Schram’s program lies at the intersection of activism and art, which broadens its appeal. For Wilson, learning is appealing in its own right. She explained, “Even when learning ap­pears to be in a vacuum or not having meaning to it, there’s the inner meaning for it. Learning a language because you’re going to go there is wonderful, but there’s also to learn it just be­cause it’s really interesting.

Modfest educates on what usually is not taught. Other art events, like the Fluid Ecolo­gies exhibition, shed light on cultures and peo­ple that rarely get the attention they deserve.

“It’s wonderful to see this unified and fo­cused attention around contemporary music– and great programming and performances,” McClellan said of Modfest.

Modfest also has the potential to reach au­diences who were previously uninvolved in the music scene. With such a broad range of events, it can appeal to anyone. In many events like MUSICAMBIA, the themes transcend mu­sic and have a much greater resonance. Mc­Clellan continued, “I think Modfest provides people with a friendly but powerful introduc­tion to current ‘classical’ composers and per­formers. The choice of composers is broad sty­listically, so there is something for everyone, and the performing is top-notch so you get compelling presentations of the music that will draw in newcomers. And many of the concerts involve students, and they are happening just steps from the dorms, so it’s the ideal environ­ment to hear some new things.”

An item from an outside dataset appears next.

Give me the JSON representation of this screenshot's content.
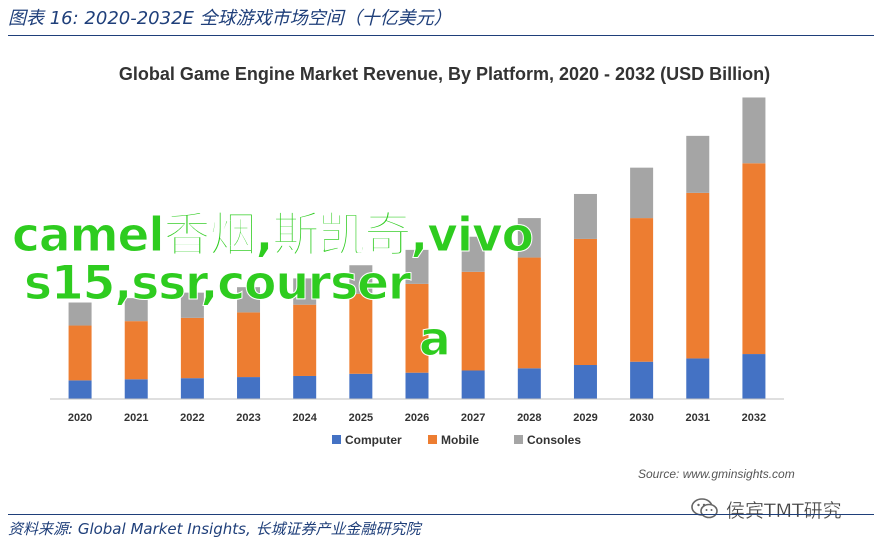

MUSICAMBIA offers a new side of the pris­on reform movement that doesn’t get as much attention as it deserves, the ability of rehabil­itation and pride through creative expression. Hopefully, this presentation can inform and motivate students to notice the change that’s possible within these communities and the dif­ference art can make. Currently, MUSICAM­BIA has partnered with institutions like the Sing Sing Correctional Facility in New York, the Polmont Young Offenders Institution in Scotland and the Instituto Nacional de Orient­ación Feminina in Venezuela, with intentions to expand domestically and internationally even further.

Discussing the impact he hopes the presen­tation will have on Vassar students and staff, Schram said, “I’d like the artists to leave the presentation with a sense of the power their art has. Art is more powerful than ever thought, allowing ideas to be possibilities. In general, anything can impact the population.”